El otro día nos dejó Matthew Perry, el intérprete que dio vida a Chandler en la mítica serie Friends durante una década. Su muerte, precedida por tres décadas de excesos etílicos y drogodependencias, llenó las redes sociales de condolencias, fotogramas, ilustraciones y diálogos de su personaje más famoso. Decía Chandler: "Cuando era joven empecé a utilizar el humor como mecanismo de defensa". Y, para muchos, Friends todavía es eso: un refugio al que recurrir cuando necesitamos que el humor nos proteja de la realidad o la haga más digerible. Fue enternecedor observar cómo los usuarios de Twitter o Instagram (me incluyo) buscaban maneras originales de decirle adiós a Chandler (más que a Perry): cuando un personaje es querido por tanta gente, la convicción de que el impacto anímico de su muerte es única, especial e intransferible en nuestro caso es una convicción legítima, conmovedora, pero también improbable. Como ocurre siempre, hubo personas que emplearon la ironía o el sarcasmo para remarcar el exceso de mensajes, tuits o stories en torno a esta pérdida: seguramente Chandler habría hecho justamente esto, así que el homenaje funciona en cualquier caso.

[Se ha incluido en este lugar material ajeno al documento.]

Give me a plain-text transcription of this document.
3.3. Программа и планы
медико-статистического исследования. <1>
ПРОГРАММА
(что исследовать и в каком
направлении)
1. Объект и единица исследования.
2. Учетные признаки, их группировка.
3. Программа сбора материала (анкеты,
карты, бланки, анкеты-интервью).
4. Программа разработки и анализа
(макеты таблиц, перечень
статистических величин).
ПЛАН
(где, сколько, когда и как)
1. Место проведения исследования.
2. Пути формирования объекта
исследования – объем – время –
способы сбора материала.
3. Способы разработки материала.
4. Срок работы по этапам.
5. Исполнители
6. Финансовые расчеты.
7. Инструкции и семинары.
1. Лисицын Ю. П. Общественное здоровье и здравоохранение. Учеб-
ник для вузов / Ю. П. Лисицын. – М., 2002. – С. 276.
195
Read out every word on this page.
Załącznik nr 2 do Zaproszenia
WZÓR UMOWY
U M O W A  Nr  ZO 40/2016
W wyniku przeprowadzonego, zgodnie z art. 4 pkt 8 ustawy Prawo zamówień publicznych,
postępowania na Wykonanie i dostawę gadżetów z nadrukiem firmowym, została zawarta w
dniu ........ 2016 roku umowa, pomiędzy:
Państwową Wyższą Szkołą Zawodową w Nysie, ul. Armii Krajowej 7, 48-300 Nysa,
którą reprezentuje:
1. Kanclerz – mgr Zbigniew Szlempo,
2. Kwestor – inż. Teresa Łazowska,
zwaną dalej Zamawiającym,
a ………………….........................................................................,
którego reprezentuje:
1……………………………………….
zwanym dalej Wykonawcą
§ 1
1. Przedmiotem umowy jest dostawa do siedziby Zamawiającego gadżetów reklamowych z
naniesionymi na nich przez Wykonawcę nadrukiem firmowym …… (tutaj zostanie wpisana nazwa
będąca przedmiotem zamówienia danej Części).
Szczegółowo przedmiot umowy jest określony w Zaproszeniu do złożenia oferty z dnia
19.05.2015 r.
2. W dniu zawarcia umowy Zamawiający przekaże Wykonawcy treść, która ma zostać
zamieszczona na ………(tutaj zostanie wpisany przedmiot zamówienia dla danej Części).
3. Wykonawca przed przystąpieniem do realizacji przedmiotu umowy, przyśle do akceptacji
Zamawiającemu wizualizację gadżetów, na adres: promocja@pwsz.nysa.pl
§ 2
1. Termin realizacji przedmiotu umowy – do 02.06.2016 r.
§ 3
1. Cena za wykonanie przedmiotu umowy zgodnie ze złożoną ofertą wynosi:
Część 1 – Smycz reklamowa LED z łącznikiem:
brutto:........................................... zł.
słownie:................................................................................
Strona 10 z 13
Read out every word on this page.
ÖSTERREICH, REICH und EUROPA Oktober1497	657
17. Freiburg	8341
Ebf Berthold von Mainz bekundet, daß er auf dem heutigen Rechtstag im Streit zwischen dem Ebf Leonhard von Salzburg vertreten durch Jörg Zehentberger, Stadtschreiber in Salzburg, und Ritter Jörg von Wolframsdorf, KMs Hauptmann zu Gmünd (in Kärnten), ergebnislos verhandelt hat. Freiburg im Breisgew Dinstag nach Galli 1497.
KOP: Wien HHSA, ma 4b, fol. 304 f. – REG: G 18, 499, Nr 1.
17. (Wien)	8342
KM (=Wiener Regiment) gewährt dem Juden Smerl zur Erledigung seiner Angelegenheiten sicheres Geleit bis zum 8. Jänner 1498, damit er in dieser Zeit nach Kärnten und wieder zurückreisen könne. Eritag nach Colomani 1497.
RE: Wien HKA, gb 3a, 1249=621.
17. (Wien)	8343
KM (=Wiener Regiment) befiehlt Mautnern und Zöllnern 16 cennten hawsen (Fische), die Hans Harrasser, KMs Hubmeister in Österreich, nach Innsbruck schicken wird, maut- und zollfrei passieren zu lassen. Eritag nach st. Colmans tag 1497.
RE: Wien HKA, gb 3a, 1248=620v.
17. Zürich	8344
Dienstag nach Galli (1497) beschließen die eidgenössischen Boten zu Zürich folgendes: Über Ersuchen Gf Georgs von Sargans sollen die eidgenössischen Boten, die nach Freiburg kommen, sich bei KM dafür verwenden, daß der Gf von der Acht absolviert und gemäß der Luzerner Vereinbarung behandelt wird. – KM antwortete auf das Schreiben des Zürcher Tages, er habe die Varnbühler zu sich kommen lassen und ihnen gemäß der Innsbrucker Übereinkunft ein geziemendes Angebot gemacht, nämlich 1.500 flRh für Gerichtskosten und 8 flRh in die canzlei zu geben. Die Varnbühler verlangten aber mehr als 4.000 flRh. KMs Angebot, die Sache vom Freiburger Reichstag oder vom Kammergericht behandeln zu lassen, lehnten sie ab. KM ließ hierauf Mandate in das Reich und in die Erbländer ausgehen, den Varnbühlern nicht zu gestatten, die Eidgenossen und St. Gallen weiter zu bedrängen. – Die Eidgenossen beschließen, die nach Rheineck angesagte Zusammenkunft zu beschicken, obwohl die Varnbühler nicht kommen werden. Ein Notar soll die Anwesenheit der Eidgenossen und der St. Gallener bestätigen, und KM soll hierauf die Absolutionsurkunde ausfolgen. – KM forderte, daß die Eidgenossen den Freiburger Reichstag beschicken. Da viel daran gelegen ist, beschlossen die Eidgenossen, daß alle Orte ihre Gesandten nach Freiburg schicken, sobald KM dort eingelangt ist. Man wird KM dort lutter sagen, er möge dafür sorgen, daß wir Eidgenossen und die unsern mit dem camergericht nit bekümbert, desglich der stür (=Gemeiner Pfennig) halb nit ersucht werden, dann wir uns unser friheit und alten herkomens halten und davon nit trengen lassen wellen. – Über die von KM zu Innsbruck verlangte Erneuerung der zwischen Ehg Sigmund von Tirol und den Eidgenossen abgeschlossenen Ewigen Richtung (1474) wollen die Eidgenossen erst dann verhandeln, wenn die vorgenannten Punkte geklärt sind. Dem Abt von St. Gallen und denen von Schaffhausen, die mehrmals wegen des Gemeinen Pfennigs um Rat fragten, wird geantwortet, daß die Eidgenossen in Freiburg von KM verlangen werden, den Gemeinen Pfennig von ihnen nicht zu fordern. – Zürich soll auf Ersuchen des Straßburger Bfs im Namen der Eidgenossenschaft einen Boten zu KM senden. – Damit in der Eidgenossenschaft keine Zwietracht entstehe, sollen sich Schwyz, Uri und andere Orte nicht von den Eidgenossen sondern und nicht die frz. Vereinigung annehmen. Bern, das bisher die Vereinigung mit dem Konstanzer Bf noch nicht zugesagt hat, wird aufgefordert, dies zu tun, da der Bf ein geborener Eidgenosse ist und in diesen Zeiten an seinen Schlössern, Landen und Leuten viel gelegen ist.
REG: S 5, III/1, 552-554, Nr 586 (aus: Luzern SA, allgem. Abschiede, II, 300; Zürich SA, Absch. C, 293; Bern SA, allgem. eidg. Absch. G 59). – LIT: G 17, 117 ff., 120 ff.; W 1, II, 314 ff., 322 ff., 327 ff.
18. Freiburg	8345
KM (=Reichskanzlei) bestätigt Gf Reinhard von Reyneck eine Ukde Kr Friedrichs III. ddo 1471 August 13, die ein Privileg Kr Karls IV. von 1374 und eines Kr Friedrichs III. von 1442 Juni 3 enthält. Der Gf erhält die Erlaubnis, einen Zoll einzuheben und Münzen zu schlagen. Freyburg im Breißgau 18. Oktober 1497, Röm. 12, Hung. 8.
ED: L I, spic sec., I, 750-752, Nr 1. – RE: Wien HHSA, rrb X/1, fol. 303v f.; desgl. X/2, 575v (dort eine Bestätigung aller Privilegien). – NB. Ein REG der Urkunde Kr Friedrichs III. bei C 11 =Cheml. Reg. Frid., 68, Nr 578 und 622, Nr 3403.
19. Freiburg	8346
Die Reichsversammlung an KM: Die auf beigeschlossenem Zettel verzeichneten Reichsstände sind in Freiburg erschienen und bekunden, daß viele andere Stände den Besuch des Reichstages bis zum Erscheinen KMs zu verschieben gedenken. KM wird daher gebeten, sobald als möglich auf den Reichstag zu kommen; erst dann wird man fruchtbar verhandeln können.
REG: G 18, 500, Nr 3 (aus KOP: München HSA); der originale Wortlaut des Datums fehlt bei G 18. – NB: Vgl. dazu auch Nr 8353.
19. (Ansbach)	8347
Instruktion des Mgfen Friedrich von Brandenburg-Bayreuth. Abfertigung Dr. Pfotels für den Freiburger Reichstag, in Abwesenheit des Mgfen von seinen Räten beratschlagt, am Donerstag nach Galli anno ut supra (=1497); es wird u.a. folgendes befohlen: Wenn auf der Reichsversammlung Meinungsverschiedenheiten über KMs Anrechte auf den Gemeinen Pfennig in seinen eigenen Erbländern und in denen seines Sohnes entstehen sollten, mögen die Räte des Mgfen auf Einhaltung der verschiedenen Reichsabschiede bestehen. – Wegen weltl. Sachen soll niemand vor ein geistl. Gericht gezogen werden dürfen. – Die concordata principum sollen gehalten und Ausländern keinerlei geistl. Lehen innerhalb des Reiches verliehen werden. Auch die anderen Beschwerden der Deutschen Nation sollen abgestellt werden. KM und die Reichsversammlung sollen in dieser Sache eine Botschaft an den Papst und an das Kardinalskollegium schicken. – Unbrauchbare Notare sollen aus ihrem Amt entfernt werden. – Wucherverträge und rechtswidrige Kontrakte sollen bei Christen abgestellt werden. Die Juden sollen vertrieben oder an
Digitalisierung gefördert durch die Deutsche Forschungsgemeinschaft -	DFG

Hoy en día, más que cuando se estrenó Friends, el espectador medio ha educado su criterio en lo que se refiere al consumo audiovisual. Al menos, se ha hecho suya una terminología que antes era patrimonio exclusivo de los críticos profesionales: no es de extrañar que nuestro vecino comente que la última serie que ha visto pierde fuerza a partir de la segunda temporada, o que la actriz protagonista hace una interpretación magnífica, o que la propuesta te mantiene en una tensión permanente, o que el guión parece alargado hacia los últimos capítulos. El público no experto se ha familiarizado con estos conceptos y habla y critica sin complejos: las redes han favorecido esta falta de pudor a la hora de opinar, pero ya está bien combinar las críticas profesionales (a veces más obtusas o endogámicas, como si solo se dirigieran a otros críticos) con las valoraciones más frescas, transparentes o genuinas de espectadores corrientes.
En tiempos de saturación de la oferta audiovisual y, sobre todo, en la época dorada de las series, no es descabellado preguntarse por qué todavía vemos una y otra vez series de hace dos décadas e incluso exigimos capítulos especiales, reencuentros, remakes, secuelas y documentales que alarguen un poco más su existencia. En esta misma línea, recientemente se anunció el regreso de otra serie mítica, Frasier, que nunca tuvo el impacto de Friends pero que sirve para ilustrar una misma tendencia: recurrimos a series popularísimas del pasado por motivos que deben de ser más viscerales que seriófilos, como si, por encima de todo, la ficción nos sirviera para sentirnos partícipes de una verdadera conexión emocional (colectiva e intergeneracional) mientras que, fuera del televisor, el individualismo se impone inexorablemente. Porque, volviendo a Chandler, es cierto que la tristeza y la emotividad compartidas quizá interpelan a la ficción, pero no por eso son de mentira.